L’allevamento a livello globale – spiega – contribuisce per il 14,5% alle emissioni di gas serra e in Italia il contributo di questo settore è più basso. L’agricoltura in Italia contribuisce solo con il 7% alle emissioni di gas serra: questo è dovuto al fatto che l’economia nel nostro paese è basata principalmente sull’industria e sui servizi, ma anche al fatto che l’agricoltura e l’allevamento sono settori efficienti che emettono gas serra in misura più limitata rispetto ad altri settori e altri Paesi”.

“Negli ultimi anni le emissioni di gas serra da settore agricolo sono diminuite, soprattutto grazie alla riduzione del numero dei capi allevati. Le emissioni di metano enterico sono infatti diminuite in modo concreto in questi anni, rispetto a quanto appare sulla rete i numeri sono decisamente più bassi”, sottolinea.

“Anche l’agricoltura e il settore zootecnico – prosegue – possono dare un loro contributo nel migliorare la sostenibilità ambientale, poiché l‘agricoltura fornisce anche la possibilità di sequestrare carbonio, come è sottolineato nel New Green Deal dell’Unione europea. Ci sono diverse azioni che si possono mettere in atto, ad esempio aumentare il sequestro di carbonio aumentando la quota di prati e pascoli, inserendo delle siepi nel paesaggio e attraverso il rimboschimento”.
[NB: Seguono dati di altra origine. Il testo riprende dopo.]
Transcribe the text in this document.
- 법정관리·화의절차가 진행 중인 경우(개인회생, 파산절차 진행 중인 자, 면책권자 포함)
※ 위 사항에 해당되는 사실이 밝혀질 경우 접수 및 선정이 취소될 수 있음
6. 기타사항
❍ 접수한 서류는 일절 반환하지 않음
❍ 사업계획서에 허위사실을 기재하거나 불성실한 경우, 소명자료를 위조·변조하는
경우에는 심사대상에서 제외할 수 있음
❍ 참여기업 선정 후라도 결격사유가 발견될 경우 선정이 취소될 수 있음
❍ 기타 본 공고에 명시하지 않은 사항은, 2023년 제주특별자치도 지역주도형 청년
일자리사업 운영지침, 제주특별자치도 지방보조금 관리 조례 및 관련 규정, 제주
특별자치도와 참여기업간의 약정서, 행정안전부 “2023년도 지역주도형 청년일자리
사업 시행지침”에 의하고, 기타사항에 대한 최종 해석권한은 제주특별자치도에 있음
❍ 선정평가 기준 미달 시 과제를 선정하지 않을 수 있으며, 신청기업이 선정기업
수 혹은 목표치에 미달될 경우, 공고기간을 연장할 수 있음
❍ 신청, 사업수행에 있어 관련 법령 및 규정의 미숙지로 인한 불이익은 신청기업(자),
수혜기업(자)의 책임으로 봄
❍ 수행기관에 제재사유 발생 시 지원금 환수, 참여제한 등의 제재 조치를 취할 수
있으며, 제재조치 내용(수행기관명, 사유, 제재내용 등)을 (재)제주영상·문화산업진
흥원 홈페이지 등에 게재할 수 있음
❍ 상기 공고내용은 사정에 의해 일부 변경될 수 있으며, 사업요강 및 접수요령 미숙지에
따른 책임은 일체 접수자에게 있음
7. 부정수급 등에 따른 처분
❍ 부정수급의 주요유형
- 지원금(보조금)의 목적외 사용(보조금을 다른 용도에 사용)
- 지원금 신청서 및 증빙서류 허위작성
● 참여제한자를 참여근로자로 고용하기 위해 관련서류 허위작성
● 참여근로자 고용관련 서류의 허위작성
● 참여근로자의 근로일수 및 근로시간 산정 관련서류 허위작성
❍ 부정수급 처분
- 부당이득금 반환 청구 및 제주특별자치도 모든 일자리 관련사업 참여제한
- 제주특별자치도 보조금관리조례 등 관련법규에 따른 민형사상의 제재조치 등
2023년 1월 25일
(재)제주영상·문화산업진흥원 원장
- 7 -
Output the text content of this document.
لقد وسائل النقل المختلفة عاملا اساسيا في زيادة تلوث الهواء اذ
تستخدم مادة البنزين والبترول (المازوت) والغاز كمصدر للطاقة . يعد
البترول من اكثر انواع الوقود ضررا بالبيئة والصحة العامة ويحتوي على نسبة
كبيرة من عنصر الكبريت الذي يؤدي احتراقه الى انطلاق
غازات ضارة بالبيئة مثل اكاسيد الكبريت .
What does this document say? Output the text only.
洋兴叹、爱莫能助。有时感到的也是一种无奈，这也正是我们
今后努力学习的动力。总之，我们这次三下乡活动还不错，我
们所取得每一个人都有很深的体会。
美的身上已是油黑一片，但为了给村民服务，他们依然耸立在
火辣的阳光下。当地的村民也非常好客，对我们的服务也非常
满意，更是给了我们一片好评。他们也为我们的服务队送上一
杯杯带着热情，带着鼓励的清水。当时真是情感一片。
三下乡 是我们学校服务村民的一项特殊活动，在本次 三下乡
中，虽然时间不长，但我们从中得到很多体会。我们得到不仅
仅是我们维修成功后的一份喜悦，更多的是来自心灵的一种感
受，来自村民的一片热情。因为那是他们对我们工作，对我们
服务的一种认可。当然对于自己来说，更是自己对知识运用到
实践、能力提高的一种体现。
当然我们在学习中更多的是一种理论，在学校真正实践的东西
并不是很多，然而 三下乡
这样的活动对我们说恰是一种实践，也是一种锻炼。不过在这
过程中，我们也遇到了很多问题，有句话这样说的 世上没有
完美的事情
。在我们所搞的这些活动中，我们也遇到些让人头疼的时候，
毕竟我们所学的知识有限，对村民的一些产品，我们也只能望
“Per quanto riguarda la qualità dell’aria, la zootecnia ha un peso più rilevante, perché sia l’agricoltura sia la zootecnia emettono ammoniaca che ha effetto sull’ambiente e sulla qualità dell’aria. Le fonti principali sono la gestione dei reflui e lo spandimento al suolo dei fertilizzanti. Oggi ci sono delle normative importanti a riguardo. Anche in questo caso è importante ribadire che, a differenza di quanto si può trovare in rete, le emissioni di ammoniaca sono sensibilmente diminuite, dal 1990 ad oggi c’è stata una riduzione di oltre il 23%. Ma è possibile fare di più per raggiungere standard ancora migliori”, conclude.